Looking just for records that should have been unsealed but remain secret.

Two lawyers and legal researchers based at Stanford University have formally asked a federal court in San Francisco to unseal numerous records of surveillance-related cases, as a way to better understand how authorities seek such powers from judges. This courthouse is responsible for the entire Northern District of California, which includes the region where tech companies such as Twitter, Apple, and Google, are based.
According to the petition, Jennifer Granick and Riana Pfefferkorn were partly inspired by a number of high-profile privacy cases that have unfolded in recent years, ranging from Lavabit to Apple’s battle with the Department of Justice.

As they wrote in their Wednesday filing:

Most surveillance orders are sealed, however. Therefore, the public does not have a strong understanding of what technical assistance courts may order private entities to provide to law enforcement. There are at least 70 cases, many under seal, in which courts have mandated that Apple and Google unlock mobile phones—and potentially many more. The Lavabit district court may not be the only court to have ordered companies to turn over private encryption keys to law enforcement based on novel interpretations of law. Courts today may be granting orders forcing private companies to turn on microphones or cameras in cars, laptops, mobile phones, smart TVs, or other audio- and video-enabled Internet-connected devices in order to conduct wiretapping or visual surveillance.
This pervasive sealing cripples public discussion of whether these judicial orders are
lawful and appropriate.
In their 45-page petition, they specifically say that they don’t need all sealed surveillance records, simply those that should have been unsealed—which, unfortunately, doesn’t always happen automatically.
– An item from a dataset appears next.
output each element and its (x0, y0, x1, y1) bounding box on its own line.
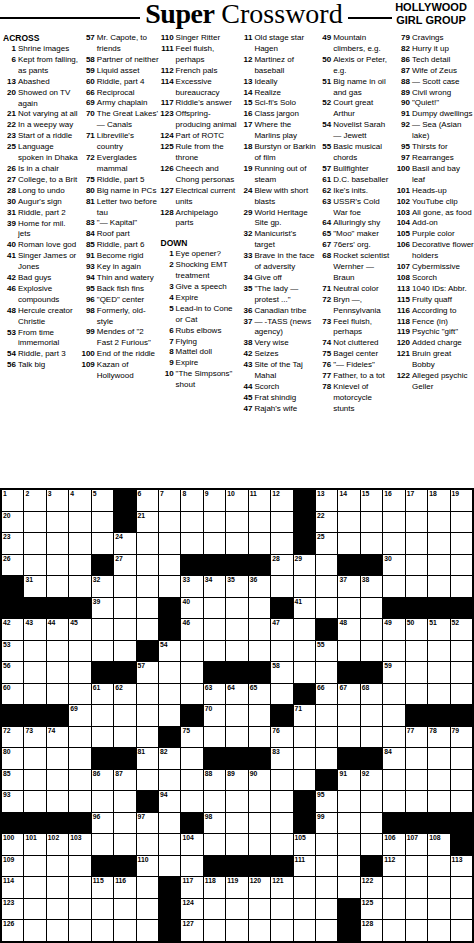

Petitioners seek the unsealing of underlying materials only from cases where there is no longer any need for secrecy, e.g., the criminal investigation has terminated, the surveillance order (including any delayed-notice order) has expired, or charges have been filed. These records are public documents and should be publicly docketed and unsealed unless good cause exists on a case-by-case basis for continued secrecy based on the facts and circumstances of the individual matter.
Granick is the director of civil liberties at the Stanford Center for Internet and Society and previously worked at Zwillgen, one of the law firms that represented Apple in the wake of the December 2015 terrorist attack in San Bernadino. Pfefferkorn is the Cryptography Fellow at the same Stanford group. Both women have been outspoken on the issue of expansive government surveillance.

The petition has yet to be assigned to a judge, and as such, hearings have not been scheduled.